Removal and recovery of selenium species from wastewater: Adsorption kinetics and co-precipitation mechanisms

Abstract

This study investigates the effectiveness of four adsorbent candidates, including nano-zerovalent iron (nZVI), magnetite (Fe3O4), ferric chloride (FeCl3) and granular activated carbon (GAC) to remove inorganic and organic selenium species from contaminated water. The efficacy of the modified co-precipitation method using a combination of ferrous and ferric chloride was also investigated. Among the adsorbents tested, ferric oxyhydroxide flocs formed by the precipitation of ferric chloride was found to be most efficient as more than 95 % of Se (VI) was removed using ferric chloride dose of 1 g/L. The optimum pH for removal of Se (VI) irrespective of the adsorbent was found to be in the range of 4.0–5.5. Comparatively, Se (IV) was removed faster and required lesser adsorbent doses for all adsorbents tested.

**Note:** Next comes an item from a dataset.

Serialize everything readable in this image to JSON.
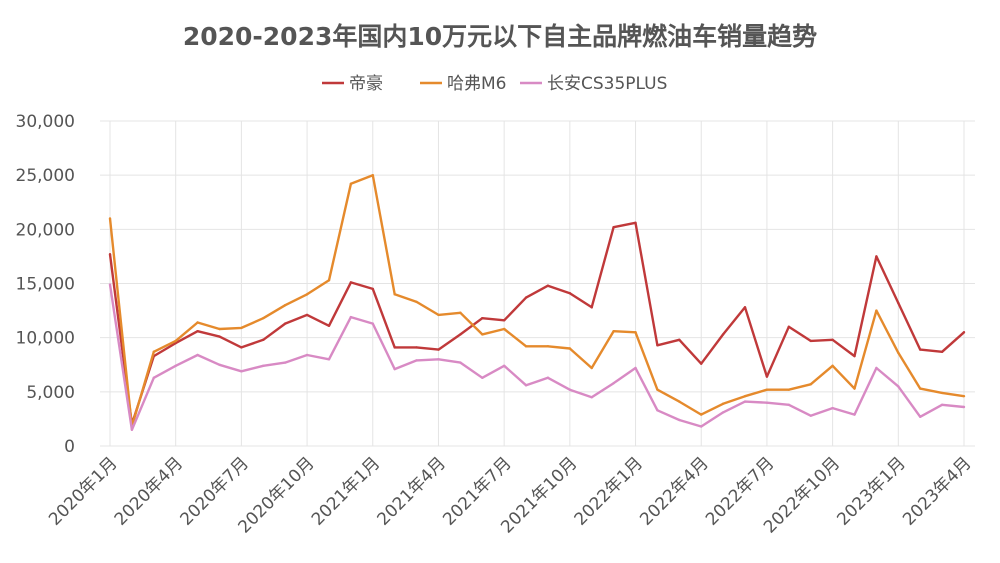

The experimental data fitted well with Langmuir model compared to Freundlich model indicating the monolayer adsorption. While metallic adsorbents were found to show better performance for removal of inorganic selenium species, GAC showed a higher affinity towards the removal of selenomethionine, an organo-selenium compound. About 50 % of selenomethionine was removed within a contact time of one hour for GAC dose of 0.5 g/L, while about 9% and 7% removal was observed for the same doses of Fe3O4 and nZVI powders respectively. In contrast to electrostatic attraction, which is considered to be the main drive for adsorption of inorganic selenium, van der Waals attraction is supposed to drive adsorption of selenomethionine.